18 Essential API Design Rules Every Backend Engineer Should Follow

1. Signature

To protect API data from tampering, the client concatenates request parameters, a timestamp, and a secret key, then hashes the string (e.g., using MD5) to generate a sign. The server recomputes the sign with the same algorithm and compares the values; matching signs indicate a valid request.

Including a timestamp prevents replay attacks by limiting the request’s validity (commonly 15 minutes).

2. Encryption

Sensitive fields such as passwords, bank cards, or identity numbers must be encrypted before transmission. A typical approach uses AES symmetric encryption on the client side (often with a public key) and decrypts the data on the server before business validation, then re‑encrypts it for storage.

3. IP Whitelist

Restrict API access to a set of trusted IP addresses. Requests from non‑whitelisted IPs are rejected with an “access denied” error. The whitelist can be enforced at the API gateway or web firewall (e.g., ModSecurity).

4. Rate Limiting

Control request volume to avoid overload. Three common strategies are:

Limit total requests per IP per minute (e.g., 10,000).

Limit requests to a specific endpoint per IP per minute (e.g., 2,000).

Limit requests per AK/SK user per minute (e.g., 10,000).

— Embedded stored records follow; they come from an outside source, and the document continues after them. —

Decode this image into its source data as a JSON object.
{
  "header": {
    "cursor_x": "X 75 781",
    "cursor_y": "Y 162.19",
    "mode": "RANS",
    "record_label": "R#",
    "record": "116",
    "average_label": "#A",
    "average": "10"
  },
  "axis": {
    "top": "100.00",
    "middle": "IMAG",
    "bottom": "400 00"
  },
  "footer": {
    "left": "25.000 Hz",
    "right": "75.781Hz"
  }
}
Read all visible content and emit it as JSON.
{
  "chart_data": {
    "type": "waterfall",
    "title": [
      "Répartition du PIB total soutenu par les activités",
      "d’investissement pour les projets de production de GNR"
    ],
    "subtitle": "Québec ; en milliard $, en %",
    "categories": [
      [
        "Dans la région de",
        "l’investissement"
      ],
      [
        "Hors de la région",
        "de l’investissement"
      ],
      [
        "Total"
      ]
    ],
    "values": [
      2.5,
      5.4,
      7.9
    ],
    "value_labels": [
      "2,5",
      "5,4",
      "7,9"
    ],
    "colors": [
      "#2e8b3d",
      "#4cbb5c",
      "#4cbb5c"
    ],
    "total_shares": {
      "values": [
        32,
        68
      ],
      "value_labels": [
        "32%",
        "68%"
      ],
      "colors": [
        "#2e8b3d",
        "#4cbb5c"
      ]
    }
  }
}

Implementation can use Nginx, Redis, or a dedicated API gateway.

5. Parameter Validation

Validate required fields, data types, lengths, and enum values before business processing. In Java, the Hibernate Validator (annotations such as @NotEmpty, @Size, @Max, @Min) is commonly used, with custom annotations for special cases like dates.

6. Unified Response

Adopt a consistent JSON structure for all responses, e.g.:

{
  "code": 0,
  "message": null,
  "data": [{"id":123,"name":"abc"}]
}

Different error scenarios (signature error, no permission, etc.) should return the same top‑level fields with appropriate codes and messages, allowing clients to handle responses uniformly.

7. Unified Exception Handling

All APIs should pass through a gateway that catches runtime exceptions, logs detailed stack traces internally, and returns a generic error payload such as:

{
  "code": 500,
  "message": "Internal server error",
  "data": null
}

This prevents leaking sensitive implementation details to third‑party callers.

8. Request Logging

Log request URL, parameters, headers, method, response data, and latency. Include a traceId to correlate logs across services. Logs can be persisted to MongoDB or Elasticsearch and exposed via a UI for partner debugging.

9. Idempotency Design

Ensure that rapid repeated calls with identical parameters do not create duplicate records. Techniques include adding a unique index in the database or storing a requestId in Redis to detect and ignore duplicate submissions.

10. Record Limit

Cap the number of records processed in a single request (commonly 500). Exceeding the limit should return a clear error, and large result sets should be paginated.

11. Stress Testing

Before release, perform load testing (e.g., with JMeter or ApacheBench) to measure QPS and verify that rate‑limiting thresholds are realistic. This helps size the required server pool and avoid unexpected throttling.

12. Asynchronous Processing

For long‑running or batch operations, push a message to a message queue (MQ) and immediately return success. The consumer processes the task asynchronously. Clients can receive results via callback or poll a status endpoint.

13. Data Masking

When returning sensitive data (e.g., phone numbers, bank cards), mask part of the value with asterisks (e.g., 182****887) to reduce exposure risk.

14. Complete API Documentation

Include the following in the docs: endpoint URL, HTTP method, request parameters with descriptions, response schema, error codes, encryption/signature examples, full request demo, and any extra notes such as IP whitelist requirements. Use a consistent naming convention (e.g., camelCase) for fields.

15. Request Method

Prefer GET for parameter‑less queries and POST for requests with a body. POST avoids URL length limits and simplifies parameter expansion, especially when using Feign clients.

16. Request Header

Move common metadata (e.g., traceId, authentication tokens) to HTTP headers rather than query parameters, and extract them via a unified interceptor.

17. Batch Operations

Design endpoints to accept multiple IDs or records in a single call (e.g., /web/v1/order/createBatch) to reduce the number of API calls and improve efficiency.

18. Single Responsibility

Keep each API focused on a single concern. Separate controllers for different client types (web vs. mobile) and for different actions (create vs. fastCreate) to improve clarity and maintainability.